The other three races; 5K, 10K, and marathon; have different, but similar formulas, and would be great for Algebra I classes.

Tuesday, October 4, 2016

Morse Code

I saw something about Morse code and thought it might be an interesting topic as a mathematics application.

First, some background.

Samuel Morse was born in 1791. He attended Yale, graduating in 1810. He aspired to be a painter. I didn't realize he did of this other career until I read about his paintings in David McCollough's book, The Greater Journey: Americans in Paris. Here is his portrait of President James Monroe.

He lost his wife and both parents in a three year span. As an escape, he went to Europe. During this time he made some contacts that led to led to the invention of Morse Code.

It didn't catch on for a few years. A U.S. congressman showed interest and a test was done with a wire stretching from Washington D.C. to Baltimore. He successfully asked, "What hath God wrought" and the rest is history.

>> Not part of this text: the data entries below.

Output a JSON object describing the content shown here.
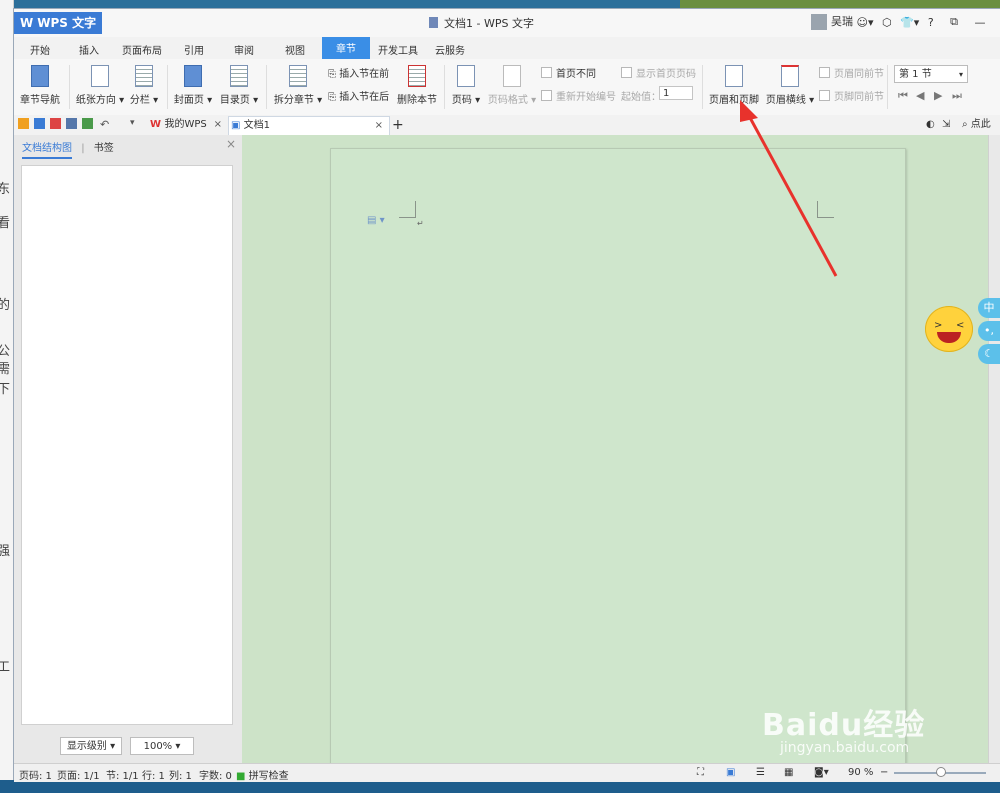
{
  "left_strip_chars": [
    "东",
    "看",
    "的",
    "公",
    "需",
    "下",
    "强",
    "工"
  ],
  "window": {
    "app_name": "WPS 文字",
    "title": "文档1 - WPS 文字",
    "user_name": "吴瑞",
    "help_label": "?"
  },
  "menu": {
    "tabs": [
      "开始",
      "插入",
      "页面布局",
      "引用",
      "审阅",
      "视图",
      "章节",
      "开发工具",
      "云服务"
    ],
    "active_tab": "章节"
  },
  "ribbon": {
    "chapter_nav": "章节导航",
    "paper_direction": "纸张方向",
    "columns": "分栏",
    "cover_page": "封面页",
    "toc_page": "目录页",
    "split_section": "拆分章节",
    "insert_before": "插入节在前",
    "insert_after": "插入节在后",
    "delete_section": "删除本节",
    "page_number": "页码",
    "page_format": "页码格式",
    "first_page_different": "首页不同",
    "show_first_page_number": "显示首页页码",
    "restart_numbering": "重新开始编号",
    "start_value_label": "起始值：",
    "start_value": "1",
    "header_footer": "页眉和页脚",
    "header_line": "页眉横线",
    "header_same_as_prev": "页眉同前节",
    "footer_same_as_prev": "页脚同前节",
    "section_select": "第 1 节"
  },
  "tabs": {
    "my_wps": "我的WPS",
    "doc1": "文档1",
    "add": "+",
    "search_hint": "点此"
  },
  "left_panel": {
    "tab_structure": "文档结构图",
    "tab_bookmarks": "书签",
    "level_select": "显示级别",
    "zoom_select": "100%"
  },
  "status": {
    "page": "页码: 1",
    "pages": "页面: 1/1",
    "section": "节: 1/1",
    "row": "行: 1",
    "col": "列: 1",
    "words": "字数: 0",
    "spell": "拼写检查",
    "zoom": "90 %"
  },
  "overlay": {
    "side_tool_1": "中",
    "watermark_brand": "Baidu经验",
    "watermark_url": "jingyan.baidu.com"
  },
  "colors": {
    "accent": "#3a8ee6",
    "doc_bg": "#cde3c8",
    "arrow": "#e8322c"
  }
}
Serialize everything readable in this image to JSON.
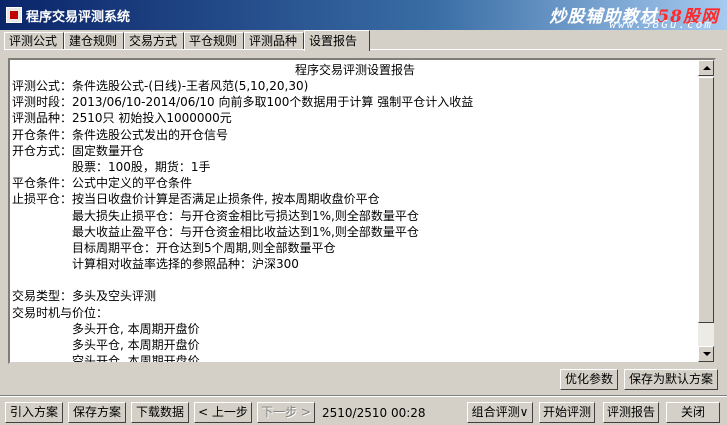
{
  "window": {
    "title": "程序交易评测系统",
    "watermark_main": "炒股辅助教材",
    "watermark_brand": "58股网",
    "watermark_url": "www.58Gu.com"
  },
  "tabs": [
    {
      "label": "评测公式",
      "active": false
    },
    {
      "label": "建仓规则",
      "active": false
    },
    {
      "label": "交易方式",
      "active": false
    },
    {
      "label": "平仓规则",
      "active": false
    },
    {
      "label": "评测品种",
      "active": false
    },
    {
      "label": "设置报告",
      "active": true
    }
  ],
  "report": {
    "title": "程序交易评测设置报告",
    "lines": [
      "评测公式：条件选股公式-(日线)-王者风范(5,10,20,30)",
      "评测时段：2013/06/10-2014/06/10 向前多取100个数据用于计算 强制平仓计入收益",
      "评测品种：2510只 初始投入1000000元",
      "开仓条件：条件选股公式发出的开仓信号",
      "开仓方式：固定数量开仓",
      "股票：100股，期货：1手",
      "平仓条件：公式中定义的平仓条件",
      "止损平仓：按当日收盘价计算是否满足止损条件, 按本周期收盘价平仓",
      "最大损失止损平仓：与开仓资金相比亏损达到1%,则全部数量平仓",
      "最大收益止盈平仓：与开仓资金相比收益达到1%,则全部数量平仓",
      "目标周期平仓：开仓达到5个周期,则全部数量平仓",
      "计算相对收益率选择的参照品种：沪深300",
      "",
      "交易类型：多头及空头评测",
      "交易时机与价位：",
      "多头开仓, 本周期开盘价",
      "多头平仓, 本周期开盘价",
      "空头开仓, 本周期开盘价"
    ]
  },
  "buttons": {
    "optimize": "优化参数",
    "save_default": "保存为默认方案",
    "import": "引入方案",
    "save": "保存方案",
    "download": "下载数据",
    "prev": "< 上一步",
    "next": "下一步 >",
    "combo": "组合评测∨",
    "start": "开始评测",
    "report": "评测报告",
    "close": "关闭"
  },
  "status": {
    "progress": "2510/2510",
    "time": "00:28"
  }
}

It relies on a series of dots and dashes. They can be communicated with electronic impulses or light impulses. It was very important, but began to fall out of favor with the invention of Bell's telephone in which actual words could be used instead of a code for spelling out words. It is still used in various areas, including signal lamps by the coast guard. Those without speech can use the tapping of Morse code to communicate. But for the most part, it is found in history books.

SOS, for example, is ...---... How many are combinations of dots and dashes are needed to cover the alphabet? This could be found use the fundamental counting principal (If there are "m" ways to do one thing, and "n" ways to do another, there are "m x n" ways to do both.)

  • Using one symbol means a dot or a dash could be used - two choices.
  • Two symbols means there are 2 x 2 = 4 ways.
  • Three symbols means there are 2 x 2 x 2 = 8 ways.
  • Four symbols means there are 2 x 2 x 2 x 2 = 16 ways.

Since there are 26 letters in our alphabet, this still isn't enough. We could use five symbols, but that makes it more cumbersome. I can be done, though, by using one, two, three, or four symbols. Since 2+4+8+16 = 30. That is plenty to cover the whole alphabet.

If we need more that just words - digits, or symbols like ? and ;, we are going to need more. So for them, we need to use 5 symbols. How many possibilities would that give us?

Two to the fifth power is 32, and that means we have 2+4+8+16+32 = 62 possibilities. That gives us enough for 26 letters, 10 digits, and 26 more symbols beside.